I had taken a liking to Reader’s Digest from an early age. The love affair started when I had visited India during my annual school holidays and we had stayed at my grandparent’s home in Cherai, Kochi. My grandpa was a lawyer and was also an avid reader so he had a large collection of books – but mostly Malayalam. So one day I wandered into his little library and looked around for something to read and the only ones in English were the Reader’s Digest magazines dated back to the early seventies.



The books had been untouched for ages and pages were quite brittle and about to fall off so I had to be careful with them. Anyway I was too young to read some of the articles and so I stuck to the one liner jokes that appear at the bottom of the page randomly and also the ‘all in a days work’. I used to sit there for hours going through the jokes and a few articles. My mum noticed that and the next thing she did after getting back to Dubai was fill out an annual subscription form for Readers’ Digest. Mum is an avid reader as well but does not have a collection like what grandpa had.




Over the years ( the eighties and nineties ) the quality of the Readers Digest has fallen of the cliff. I feel that it just lost its charm. It has become more of a medical advertisement magazine than anything else. Less articles, less real life stories and most importantly less quality jokes. They had just killed the magazine with fold in ads and useless offers and marketing materials. Lately after a long gap I bought another copy of the Reader’s Digest and nothing much has changed and sad to say I would not think of buying another copy ever.

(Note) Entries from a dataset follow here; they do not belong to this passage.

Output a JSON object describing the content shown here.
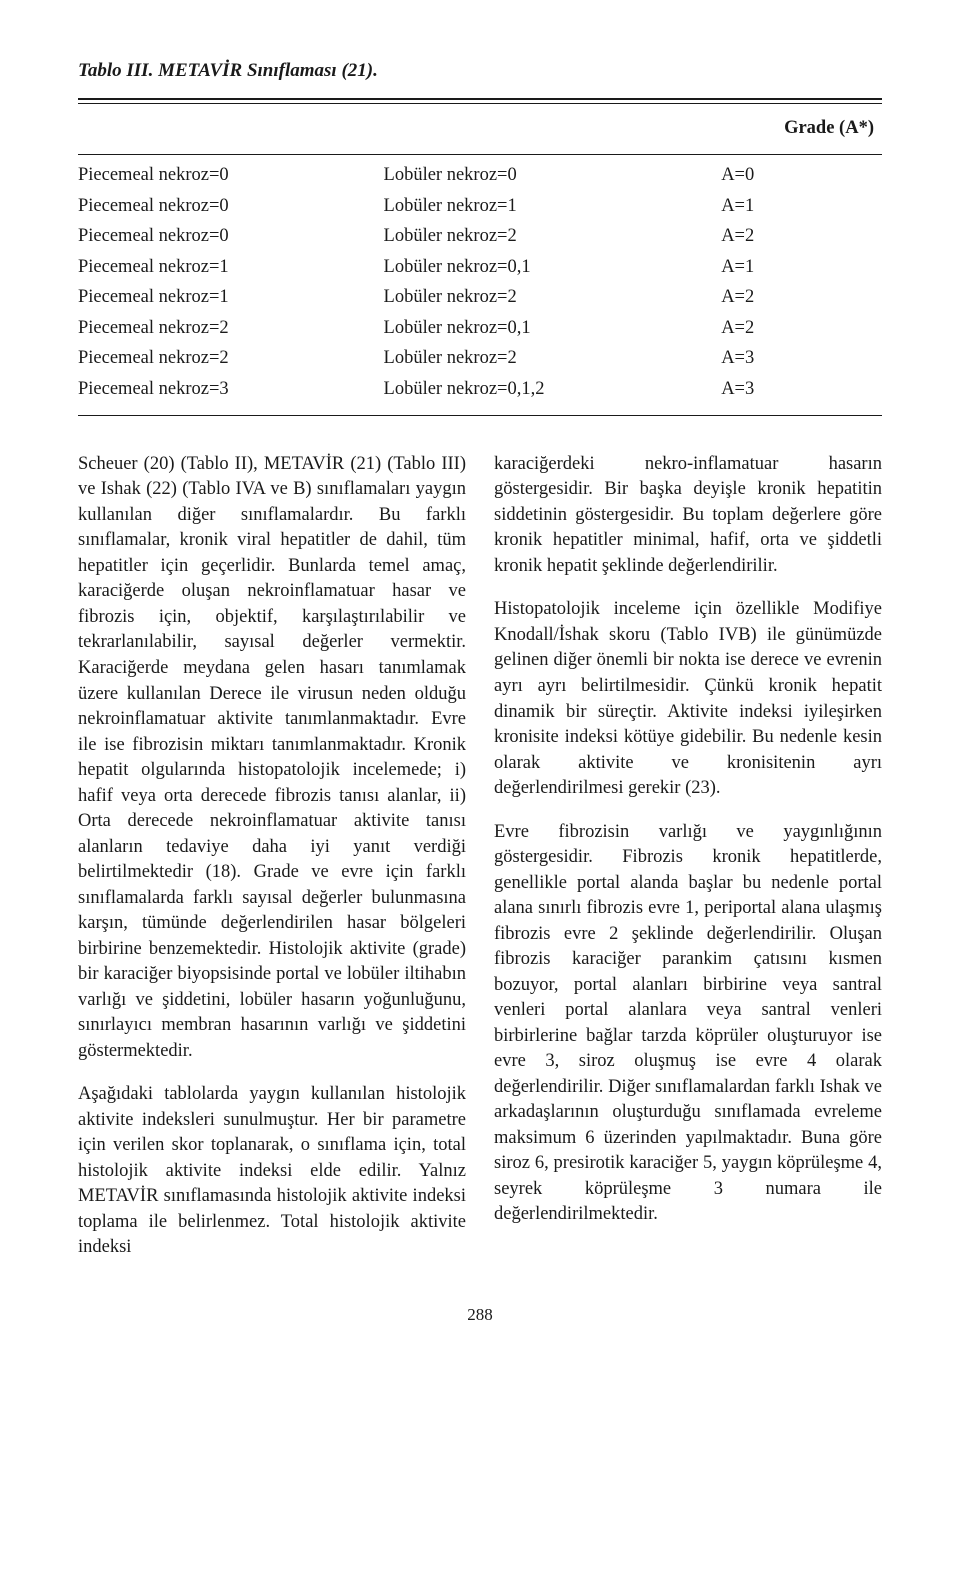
{
  "table": {
    "title_bold": "Tablo III.",
    "title_rest": " METAVİR Sınıflaması (21).",
    "grade_header": "Grade (A*)",
    "rows": [
      {
        "c1": "Piecemeal nekroz=0",
        "c2": "Lobüler nekroz=0",
        "c3": "A=0"
      },
      {
        "c1": "Piecemeal nekroz=0",
        "c2": "Lobüler nekroz=1",
        "c3": "A=1"
      },
      {
        "c1": "Piecemeal nekroz=0",
        "c2": "Lobüler nekroz=2",
        "c3": "A=2"
      },
      {
        "c1": "Piecemeal nekroz=1",
        "c2": "Lobüler nekroz=0,1",
        "c3": "A=1"
      },
      {
        "c1": "Piecemeal nekroz=1",
        "c2": "Lobüler nekroz=2",
        "c3": "A=2"
      },
      {
        "c1": "Piecemeal nekroz=2",
        "c2": "Lobüler nekroz=0,1",
        "c3": "A=2"
      },
      {
        "c1": "Piecemeal nekroz=2",
        "c2": "Lobüler nekroz=2",
        "c3": "A=3"
      },
      {
        "c1": "Piecemeal nekroz=3",
        "c2": "Lobüler nekroz=0,1,2",
        "c3": "A=3"
      }
    ]
  },
  "body": {
    "left": {
      "p1": "Scheuer (20) (Tablo II), METAVİR (21) (Tablo III) ve Ishak (22) (Tablo IVA ve B) sınıflamaları yaygın kullanılan diğer sınıflamalardır. Bu farklı sınıflamalar, kronik viral hepatitler de dahil, tüm hepatitler için geçerlidir. Bunlarda temel amaç, karaciğerde oluşan nekroinflamatuar hasar ve fibrozis için, objektif, karşılaştırılabilir ve tekrarlanılabilir, sayısal değerler vermektir. Karaciğerde meydana gelen hasarı tanımlamak üzere kullanılan Derece ile virusun neden olduğu nekroinflamatuar aktivite tanımlanmaktadır. Evre ile ise fibrozisin miktarı tanımlanmaktadır. Kronik hepatit olgularında histopatolojik incelemede; i) hafif veya orta derecede fibrozis tanısı alanlar, ii) Orta derecede nekroinflamatuar aktivite tanısı alanların tedaviye daha iyi yanıt verdiği belirtilmektedir (18). Grade ve evre için farklı sınıflamalarda farklı sayısal değerler bulunmasına karşın, tümünde değerlendirilen hasar bölgeleri birbirine benzemektedir. Histolojik aktivite (grade) bir karaciğer biyopsisinde portal ve lobüler iltihabın varlığı ve şiddetini, lobüler hasarın yoğunluğunu, sınırlayıcı membran hasarının varlığı ve şiddetini göstermektedir.",
      "p2": "Aşağıdaki tablolarda yaygın kullanılan histolojik aktivite indeksleri sunulmuştur. Her bir parametre için verilen skor toplanarak, o sınıflama için, total histolojik aktivite indeksi elde edilir. Yalnız METAVİR sınıflamasında histolojik aktivite indeksi toplama ile belirlenmez. Total histolojik aktivite indeksi"
    },
    "right": {
      "p1": "karaciğerdeki nekro-inflamatuar hasarın göstergesidir. Bir başka deyişle kronik hepatitin siddetinin göstergesidir. Bu toplam değerlere göre kronik hepatitler minimal, hafif, orta ve şiddetli kronik hepatit şeklinde değerlendirilir.",
      "p2": "Histopatolojik inceleme için özellikle Modifiye Knodall/İshak skoru (Tablo IVB) ile günümüzde gelinen diğer önemli bir nokta ise derece ve evrenin ayrı ayrı belirtilmesidir. Çünkü kronik hepatit dinamik bir süreçtir. Aktivite indeksi iyileşirken kronisite indeksi kötüye gidebilir. Bu nedenle kesin olarak aktivite ve kronisitenin ayrı değerlendirilmesi gerekir (23).",
      "p3": "Evre fibrozisin varlığı ve yaygınlığının göstergesidir. Fibrozis kronik hepatitlerde, genellikle portal alanda başlar bu nedenle portal alana sınırlı fibrozis evre 1, periportal alana ulaşmış fibrozis evre 2 şeklinde değerlendirilir. Oluşan fibrozis karaciğer parankim çatısını kısmen bozuyor, portal alanları birbirine veya santral venleri portal alanlara veya santral venleri birbirlerine bağlar tarzda köprüler oluşturuyor ise evre 3, siroz oluşmuş ise evre 4 olarak değerlendirilir. Diğer sınıflamalardan farklı Ishak ve arkadaşlarının oluşturduğu sınıflamada evreleme maksimum 6 üzerinden yapılmaktadır. Buna göre siroz 6, presirotik karaciğer 5, yaygın köprüleşme 4, seyrek köprüleşme 3 numara ile değerlendirilmektedir."
    }
  },
  "page_number": "288"
}
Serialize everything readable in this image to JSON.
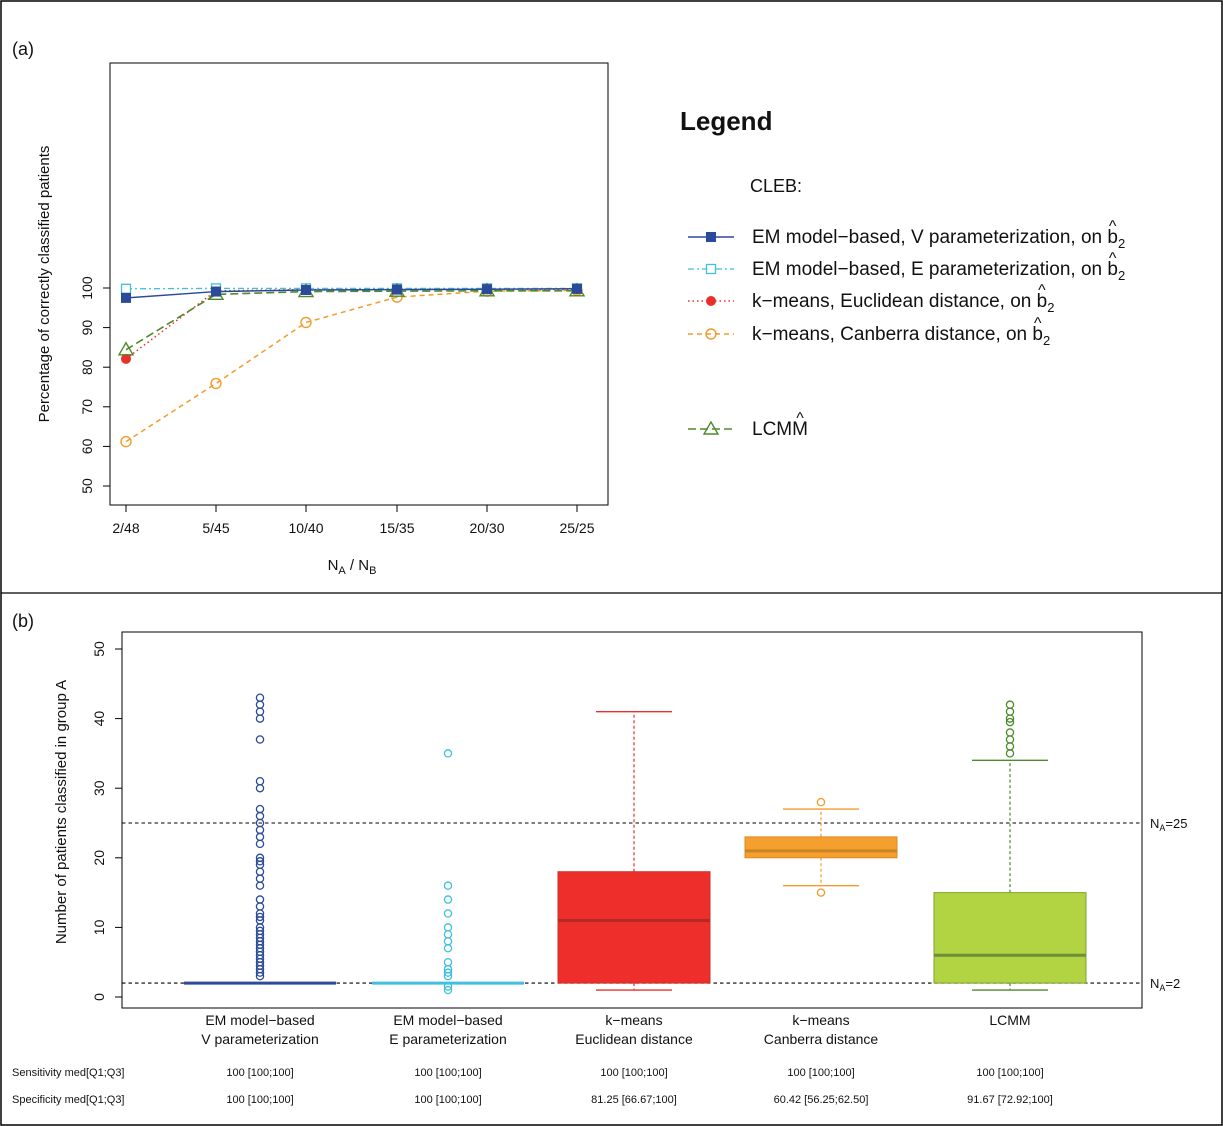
{
  "colors": {
    "em_v": "#2B4A9A",
    "em_e": "#3FC0DC",
    "km_euc": "#E8302B",
    "km_can": "#F39B2A",
    "lcmm": "#4E8A2C",
    "lcmm_fill": "#B2D342",
    "can_fill": "#F5A02E",
    "euc_fill": "#EE2E2B"
  },
  "chart_data": [
    {
      "panel": "(a)",
      "type": "line",
      "xlabel_main": "N",
      "xlabel_sub_a": "A",
      "xlabel_sep": " / N",
      "xlabel_sub_b": "B",
      "ylabel": "Percentage of correctly classified patients",
      "categories": [
        "2/48",
        "5/45",
        "10/40",
        "15/35",
        "20/30",
        "25/25"
      ],
      "ylim": [
        50,
        100
      ],
      "yticks": [
        "50",
        "60",
        "70",
        "80",
        "90",
        "100"
      ],
      "series": [
        {
          "key": "em_v",
          "name": "EM model−based, V parameterization, on b",
          "values": [
            97.5,
            99.1,
            99.5,
            99.6,
            99.7,
            99.8
          ]
        },
        {
          "key": "em_e",
          "name": "EM model−based, E parameterization, on b",
          "values": [
            99.8,
            99.9,
            99.9,
            99.9,
            99.9,
            99.9
          ]
        },
        {
          "key": "km_euc",
          "name": "k−means, Euclidean distance, on b",
          "values": [
            82.1,
            99.3,
            99.6,
            99.7,
            99.7,
            99.7
          ]
        },
        {
          "key": "km_can",
          "name": "k−means, Canberra distance, on b",
          "values": [
            61.2,
            75.9,
            91.3,
            97.7,
            99.2,
            99.4
          ]
        },
        {
          "key": "lcmm",
          "name": "LCMM",
          "values": [
            84.4,
            98.4,
            99.1,
            99.2,
            99.3,
            99.3
          ]
        }
      ],
      "legend": {
        "title": "Legend",
        "subtitle": "CLEB:",
        "hat_sub": "2",
        "hat": "^"
      }
    },
    {
      "panel": "(b)",
      "type": "box",
      "ylabel": "Number of patients classified in group A",
      "ylim": [
        0,
        50
      ],
      "yticks": [
        "0",
        "10",
        "20",
        "30",
        "40",
        "50"
      ],
      "reference_lines": [
        {
          "value": 25,
          "label_main": "N",
          "label_sub": "A",
          "label_eq": "=25"
        },
        {
          "value": 2,
          "label_main": "N",
          "label_sub": "A",
          "label_eq": "=2"
        }
      ],
      "groups": [
        {
          "key": "em_v",
          "label1": "EM model−based",
          "label2": "V parameterization",
          "q1": 2,
          "median": 2,
          "q3": 2,
          "whisker_low": 2,
          "whisker_high": 2,
          "outliers": [
            3,
            3.5,
            4,
            4.5,
            5,
            5.5,
            6,
            6.5,
            7,
            7.5,
            8,
            8.5,
            9,
            9.5,
            10,
            11,
            11.5,
            12,
            13,
            14,
            16,
            17,
            18,
            19,
            19.5,
            20,
            22,
            23,
            24,
            25,
            26,
            27,
            30,
            31,
            37,
            40,
            41,
            42,
            43
          ],
          "sensitivity": "100 [100;100]",
          "specificity": "100 [100;100]"
        },
        {
          "key": "em_e",
          "label1": "EM model−based",
          "label2": "E parameterization",
          "q1": 2,
          "median": 2,
          "q3": 2,
          "whisker_low": 2,
          "whisker_high": 2,
          "outliers": [
            1,
            1.5,
            3,
            3.5,
            4,
            5,
            7,
            8,
            9,
            10,
            12,
            14,
            16,
            35
          ],
          "sensitivity": "100 [100;100]",
          "specificity": "100 [100;100]"
        },
        {
          "key": "km_euc",
          "label1": "k−means",
          "label2": "Euclidean distance",
          "q1": 2,
          "median": 11,
          "q3": 18,
          "whisker_low": 1,
          "whisker_high": 41,
          "outliers": [],
          "sensitivity": "100 [100;100]",
          "specificity": "81.25 [66.67;100]"
        },
        {
          "key": "km_can",
          "label1": "k−means",
          "label2": "Canberra distance",
          "q1": 20,
          "median": 21,
          "q3": 23,
          "whisker_low": 16,
          "whisker_high": 27,
          "outliers": [
            15,
            28
          ],
          "sensitivity": "100 [100;100]",
          "specificity": "60.42 [56.25;62.50]"
        },
        {
          "key": "lcmm",
          "label1": "LCMM",
          "label2": "",
          "q1": 2,
          "median": 6,
          "q3": 15,
          "whisker_low": 1,
          "whisker_high": 34,
          "outliers": [
            35,
            36,
            37,
            38,
            39.5,
            40,
            41,
            42
          ],
          "sensitivity": "100 [100;100]",
          "specificity": "91.67 [72.92;100]"
        }
      ],
      "row_labels": {
        "sensitivity": "Sensitivity med[Q1;Q3]",
        "specificity": "Specificity med[Q1;Q3]"
      }
    }
  ]
}
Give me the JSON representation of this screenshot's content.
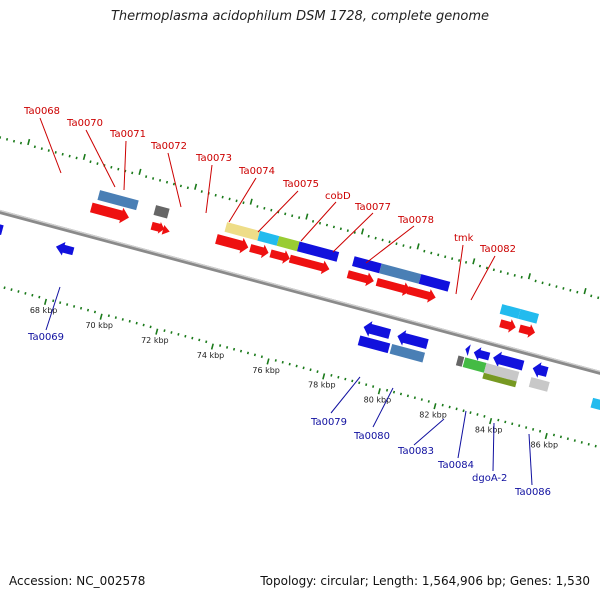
{
  "title": "Thermoplasma acidophilum DSM 1728, complete genome",
  "footer": {
    "accession": "Accession: NC_002578",
    "stats": "Topology: circular; Length: 1,564,906 bp; Genes: 1,530"
  },
  "colors": {
    "forward": "#ee1111",
    "reverse": "#1111dd",
    "steel": "#4a7fb5",
    "grey": "#888888",
    "cyan": "#22bbee",
    "khaki": "#eedd88",
    "lime": "#99cc33",
    "green": "#44bb44",
    "olive": "#779922",
    "lightgrey": "#c8c8c8",
    "teal": "#22ddaa",
    "tick": "#1a7a1a",
    "backbone": "#8a8a8a",
    "label_top": "#cc0000",
    "label_bottom": "#1010a0"
  },
  "kbp_ticks": [
    "68 kbp",
    "70 kbp",
    "72 kbp",
    "74 kbp",
    "76 kbp",
    "78 kbp",
    "80 kbp",
    "82 kbp",
    "84 kbp",
    "86 kbp"
  ],
  "gene_labels_top": [
    "Ta0068",
    "Ta0070",
    "Ta0071",
    "Ta0072",
    "Ta0073",
    "Ta0074",
    "Ta0075",
    "cobD",
    "Ta0077",
    "Ta0078",
    "tmk",
    "Ta0082"
  ],
  "gene_labels_bottom": [
    "Ta0069",
    "Ta0079",
    "Ta0080",
    "Ta0083",
    "Ta0084",
    "dgoA-2",
    "Ta0086"
  ]
}
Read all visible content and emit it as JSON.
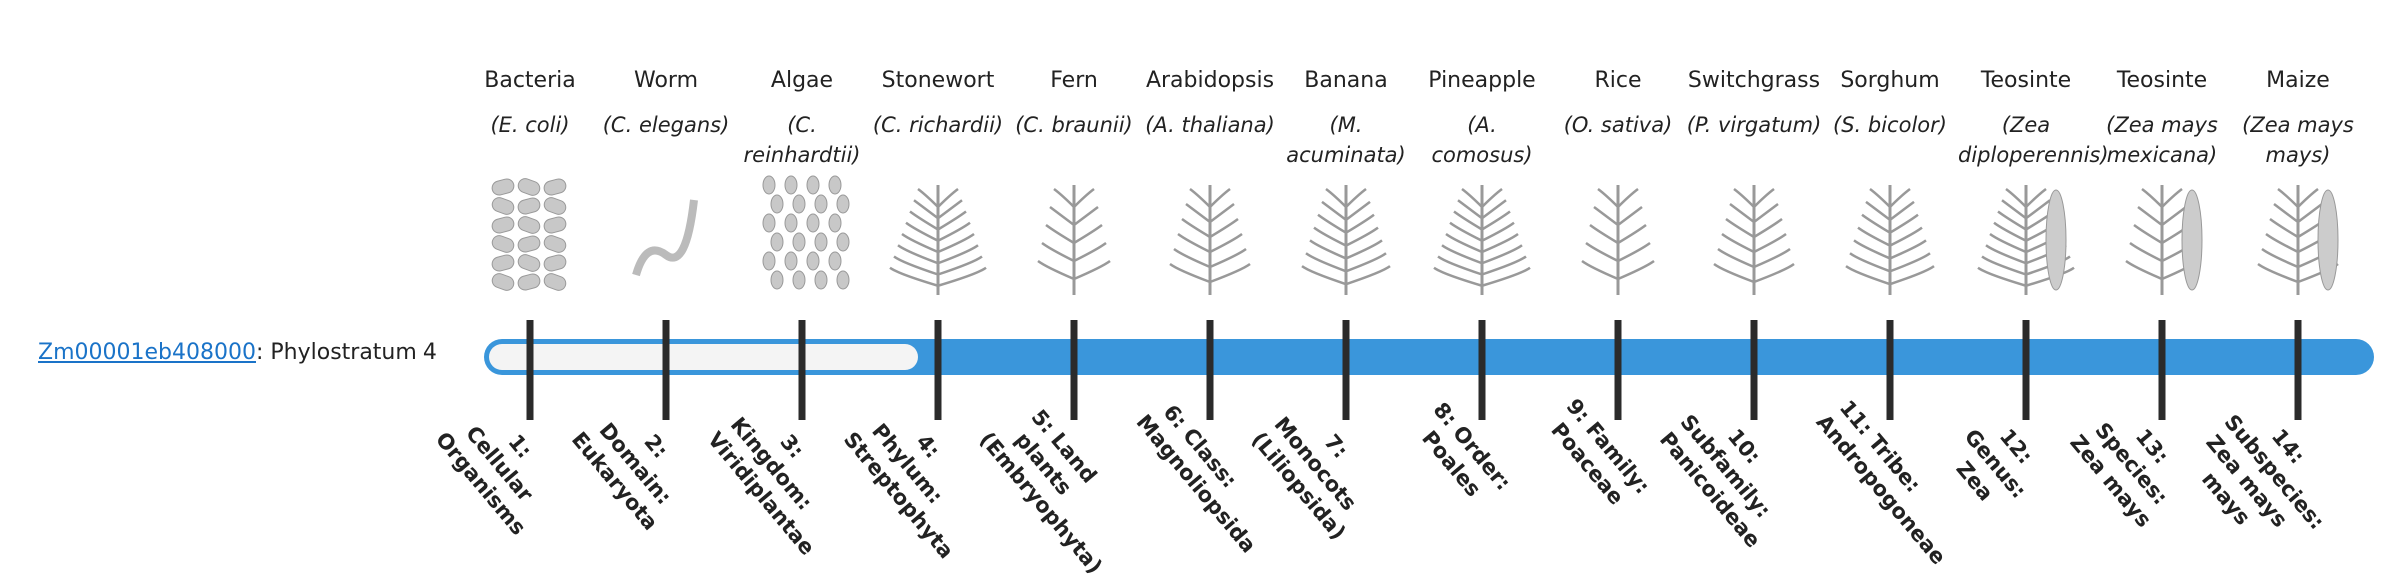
{
  "gene": {
    "id": "Zm00001eb408000",
    "label": ": Phylostratum",
    "phylostratum": 4
  },
  "organisms": [
    {
      "name": "Bacteria",
      "species": "(E. coli)",
      "rank": "1: Cellular Organisms"
    },
    {
      "name": "Worm",
      "species": "(C. elegans)",
      "rank": "2: Domain: Eukaryota"
    },
    {
      "name": "Algae",
      "species": "(C. reinhardtii)",
      "rank": "3: Kingdom: Viridiplantae"
    },
    {
      "name": "Stonewort",
      "species": "(C. richardii)",
      "rank": "4: Phylum: Streptophyta"
    },
    {
      "name": "Fern",
      "species": "(C. braunii)",
      "rank": "5: Land plants (Embryophyta)"
    },
    {
      "name": "Arabidopsis",
      "species": "(A. thaliana)",
      "rank": "6: Class: Magnoliopsida"
    },
    {
      "name": "Banana",
      "species": "(M. acuminata)",
      "rank": "7: Monocots (Liliopsida)"
    },
    {
      "name": "Pineapple",
      "species": "(A. comosus)",
      "rank": "8: Order: Poales"
    },
    {
      "name": "Rice",
      "species": "(O. sativa)",
      "rank": "9: Family: Poaceae"
    },
    {
      "name": "Switchgrass",
      "species": "(P. virgatum)",
      "rank": "10: Subfamily: Panicoideae"
    },
    {
      "name": "Sorghum",
      "species": "(S. bicolor)",
      "rank": "11: Tribe: Andropogoneae"
    },
    {
      "name": "Teosinte",
      "species": "(Zea diploperennis)",
      "rank": "12: Genus: Zea"
    },
    {
      "name": "Teosinte",
      "species": "(Zea mays mexicana)",
      "rank": "13: Species: Zea mays"
    },
    {
      "name": "Maize",
      "species": "(Zea mays mays)",
      "rank": "14: Subspecies: Zea mays mays"
    }
  ]
}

In those ninety pages there was probably one article that engrossed me and not definitely worth the price and time.

Grandpa passed away a few years back and probably mum has kept his priceless collection of books. The house got sold and my mum brought his arm chair and his cot to our new house and has kept it in one of the rooms just as a remembrance. I am sure it brings back memories for her and it sure does for me too.

I long to go back, sit on his arm chair and open up a seventies version of Reader’s Digest again :).

Saturday, June 16, 2012

The content yellow cabbie - Paré



We got picked up from the Wesley Hospital after our doctor’s appointment. “Hop in guys” said the cabbie. I got in the front seat and J squeezed in to the back of the Toyota Prius. This was my first electric car ride :).



Soon we were on our way to pick up our car from service.  The Filipino cabbie loved to talk but I was hoping to just have a quiet ride. Anyway it takes all sorts to run the world and I was forced to listen.  Turns out that he was interesting to listen to and at the same time a bit different since he also liked to listen; he would ask meaningful questions and seemed well informed about the ways of the world business and economics minus the appropriate business jargon of course.

Anyway after he dropped us off he got me thinking as well. Over the last two months I had been bitching about how monotonous my professional life had become as this was the first time that I had taken up a desk job and I was getting to the point of needing a bit more excitement at my work place.

Talking about monotonous jobs, my “pare” cabbie (paré – Filipino equivalent of the Aussie ‘mate’) has been driving a taxi for a good part of his 22 years stay in Australia and the surprising part of this is that he was not bitter at all. He didn’t complain about low wages or traffic jams, high taxes or rising medical expenses, instead he talked about how he and his wife had two daughters and that they were going to graduate in the next two years and how life in Australia has been great. He talked about all the good things in life. He also talked about the phase in his life when he was jobless but I guess he accepted that as part of his life’s learning experiences.

Paré encouraged me to see joy in little things that you have as a part of your life and not talk and think too much about what you don’t.  My old folks in Dubai often remind me of a quote they have read somewhere.. “If you have a roof over your head, have access to three square meals a day and if your parents are still married – then you belong to the top 1% of the fortunate people in the world”.

J writes down a few good things that happenes in her day before she goes to bed. Whether it is someone who smiled at her in the city or the bus driver who greeted her… she writes it all down. I might start that too.